Hey, remember that time Beyoncé compressed the meaning of her art into a single costume change? It came right off the rip at her nonstop Coachella performance last April - with a single snare drum announcing her arrival, she sashayed toward the stage dressed like a 22nd-century Nefertiti, radiating a majesty that was not of this world.

Then, minutes later, she was sporting cutoffs and a smile, bouncing her way through "Crazy in Love," standing alongside the rest of us in reality, helping us envision a world more extraordinary than the one we've inherited.

So that covers the first eight minutes of "Homecoming," a new concert film written, narrated, directed and produced by a pop auteur at the peak of her abilities. If you have a Netflix password and two more hours to spare, you're in for one of the greatest concert films ever made.

And yeah, when we plunge Beyoncé into a fog of digital hyperbole, we threaten to strip her excellence of meaning, so let's go to the tapes. Because up on that Coachella stage, she's pure momentum, toggling between imagination and reality in a way that feels like relentless forward motion.

At her Coachella headlining performance, Beyonce "sashayed toward the stage dressed like a 22nd-century Nefertiti, radiating a majesty that was not of this world." Photo / Getty Images
At her Coachella headlining performance, Beyonce "sashayed toward the stage dressed like a 22nd-century Nefertiti, radiating a majesty that was not of this world." Photo / Getty Images

Thankfully, "Homecoming" freezes all of that mystery-movement into celluloid for the ages, capturing one of the absolute best at her absolute best. If the citizens of tomorrow need to convince their kiddos of Beyoncé's greatness, they'll point back to this.

As for the film's title, it can be as literal or as figurative as you need it to be. The concert footage - taken from two separate headlining spots at last year's Coachella Valley Music and Arts Festival in balmy California - captures more than 200 backing musicians and dancers tirelessly building an unstoppable groove, all in loving tribute to the homecoming culture of America's historically black colleges and universities.

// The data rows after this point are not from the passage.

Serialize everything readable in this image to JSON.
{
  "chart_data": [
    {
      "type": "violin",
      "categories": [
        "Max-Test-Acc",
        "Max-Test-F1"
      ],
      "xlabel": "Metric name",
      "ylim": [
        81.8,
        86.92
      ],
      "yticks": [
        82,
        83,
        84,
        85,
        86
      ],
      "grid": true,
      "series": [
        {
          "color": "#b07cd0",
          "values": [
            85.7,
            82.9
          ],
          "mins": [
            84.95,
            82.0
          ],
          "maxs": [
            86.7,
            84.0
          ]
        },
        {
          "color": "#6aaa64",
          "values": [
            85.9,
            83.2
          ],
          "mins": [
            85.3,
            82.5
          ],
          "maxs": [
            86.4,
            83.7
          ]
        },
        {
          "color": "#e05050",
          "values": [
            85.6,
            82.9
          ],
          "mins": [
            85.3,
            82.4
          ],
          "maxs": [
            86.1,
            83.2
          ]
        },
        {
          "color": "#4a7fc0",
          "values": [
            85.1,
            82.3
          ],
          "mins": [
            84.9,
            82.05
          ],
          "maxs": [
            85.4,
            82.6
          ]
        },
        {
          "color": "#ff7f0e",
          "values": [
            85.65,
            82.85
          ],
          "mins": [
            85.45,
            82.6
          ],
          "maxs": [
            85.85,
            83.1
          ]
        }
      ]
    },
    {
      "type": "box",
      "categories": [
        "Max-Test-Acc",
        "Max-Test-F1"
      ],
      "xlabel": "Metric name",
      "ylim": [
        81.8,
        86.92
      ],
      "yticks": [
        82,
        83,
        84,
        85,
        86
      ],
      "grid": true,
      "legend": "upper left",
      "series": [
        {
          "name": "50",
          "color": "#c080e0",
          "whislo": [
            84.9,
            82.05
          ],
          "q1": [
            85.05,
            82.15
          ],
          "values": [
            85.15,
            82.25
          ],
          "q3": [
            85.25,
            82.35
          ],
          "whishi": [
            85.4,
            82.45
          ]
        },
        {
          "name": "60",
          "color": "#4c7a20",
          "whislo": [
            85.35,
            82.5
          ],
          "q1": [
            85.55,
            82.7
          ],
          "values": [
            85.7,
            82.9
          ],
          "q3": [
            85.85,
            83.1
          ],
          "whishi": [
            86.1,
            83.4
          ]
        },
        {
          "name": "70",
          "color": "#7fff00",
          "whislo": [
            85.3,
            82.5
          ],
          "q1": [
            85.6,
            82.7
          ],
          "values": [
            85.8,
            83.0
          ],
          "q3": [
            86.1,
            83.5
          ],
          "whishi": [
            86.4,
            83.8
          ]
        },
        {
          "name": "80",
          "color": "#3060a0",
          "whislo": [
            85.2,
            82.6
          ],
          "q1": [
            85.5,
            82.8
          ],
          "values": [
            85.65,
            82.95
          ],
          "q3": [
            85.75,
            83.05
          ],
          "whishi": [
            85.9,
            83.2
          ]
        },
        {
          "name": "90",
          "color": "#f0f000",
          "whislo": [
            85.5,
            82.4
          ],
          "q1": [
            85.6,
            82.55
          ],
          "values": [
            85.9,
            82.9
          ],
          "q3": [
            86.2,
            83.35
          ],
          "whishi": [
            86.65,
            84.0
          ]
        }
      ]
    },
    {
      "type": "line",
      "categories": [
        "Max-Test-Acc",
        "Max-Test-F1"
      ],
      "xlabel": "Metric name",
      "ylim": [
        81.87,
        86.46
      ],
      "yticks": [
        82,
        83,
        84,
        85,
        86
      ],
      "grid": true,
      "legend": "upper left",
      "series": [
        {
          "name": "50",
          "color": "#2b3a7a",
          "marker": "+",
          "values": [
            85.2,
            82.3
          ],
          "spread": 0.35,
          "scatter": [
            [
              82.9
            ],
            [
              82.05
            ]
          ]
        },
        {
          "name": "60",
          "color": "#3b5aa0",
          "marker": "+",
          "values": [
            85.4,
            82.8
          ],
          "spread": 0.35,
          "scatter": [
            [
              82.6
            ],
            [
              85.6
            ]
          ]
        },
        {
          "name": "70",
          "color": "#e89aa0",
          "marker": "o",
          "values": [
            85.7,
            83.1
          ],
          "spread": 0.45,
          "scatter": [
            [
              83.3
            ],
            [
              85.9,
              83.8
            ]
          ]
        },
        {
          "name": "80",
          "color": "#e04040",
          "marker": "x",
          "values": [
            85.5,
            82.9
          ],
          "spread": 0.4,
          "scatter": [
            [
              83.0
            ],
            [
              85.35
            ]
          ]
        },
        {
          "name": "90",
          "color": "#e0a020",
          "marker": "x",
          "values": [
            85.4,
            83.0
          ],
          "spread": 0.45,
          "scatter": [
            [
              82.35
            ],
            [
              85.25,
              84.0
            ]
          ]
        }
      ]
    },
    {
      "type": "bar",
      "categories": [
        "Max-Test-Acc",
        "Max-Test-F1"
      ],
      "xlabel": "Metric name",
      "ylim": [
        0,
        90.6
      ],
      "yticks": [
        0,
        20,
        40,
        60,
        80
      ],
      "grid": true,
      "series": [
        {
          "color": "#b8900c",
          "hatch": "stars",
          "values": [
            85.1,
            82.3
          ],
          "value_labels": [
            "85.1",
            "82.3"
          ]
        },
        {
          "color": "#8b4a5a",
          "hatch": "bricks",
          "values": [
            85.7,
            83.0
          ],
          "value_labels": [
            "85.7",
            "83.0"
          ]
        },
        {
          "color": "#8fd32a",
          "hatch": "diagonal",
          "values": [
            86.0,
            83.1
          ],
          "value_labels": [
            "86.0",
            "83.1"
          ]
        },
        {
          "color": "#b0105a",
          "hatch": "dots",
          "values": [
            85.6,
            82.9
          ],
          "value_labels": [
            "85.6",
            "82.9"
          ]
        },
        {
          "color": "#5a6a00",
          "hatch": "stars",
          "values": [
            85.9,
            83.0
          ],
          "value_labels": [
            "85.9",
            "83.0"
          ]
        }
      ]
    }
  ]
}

In the film, our narrator also frames the gig as her personal homecoming to the stage after the birth of her twins.

And as the nucleus of her very own marching band, Beyoncé sounds right at home, going after huge notes in a riptide of golden brass and martial rat-a-tat.

She twists everything impossibly tight, then loosens up during the transitions and interludes - chasing a Fela Kuti riff into "Deja Vu," or dancing to the tick-tocking "Triggerman beat" made famous in a bazillion New Orleans rap tunes in the middle of "Get Me Bodied."

And in these moments, something switches - Beyoncé becomes a hyper-attentive listener along with the rest of us. (And if you'd prefer to witness these feats without your retinas getting in the way, good news: "Homecoming" has also been released as a live album.)

There's a nice metaphor hidden inside the concert's interstitial music - about how Beyoncé's empathic powers allow her to connect ideas, connect cultures, connect people.

But they make the cinematic transitions of the film itself feel all the more frustrating. To give viewers a breather from the concert's rhythm-rush, Beyoncé narrates her grainy rehearsal tapes, spelling out exactly how grueling it was to pull this entire thing off.

"What people don't see is the sacrifice," she says. "It was a dream come true, and something I feel like I've worked my entire life for," she says. "Every tiny detail had an intention," she says.

Commit your ears and eyes to "Homecoming" and all of that stuff quite literally goes without saying. In fact, these behind-the-curtain segments are the only moments that make the film feel less than perfect.

We don't need Beyoncé to explain her artistry to us. It's never spoken more powerfully for itself.

"Homecoming" (2 hours 17 minutes) is streaming on Netflix.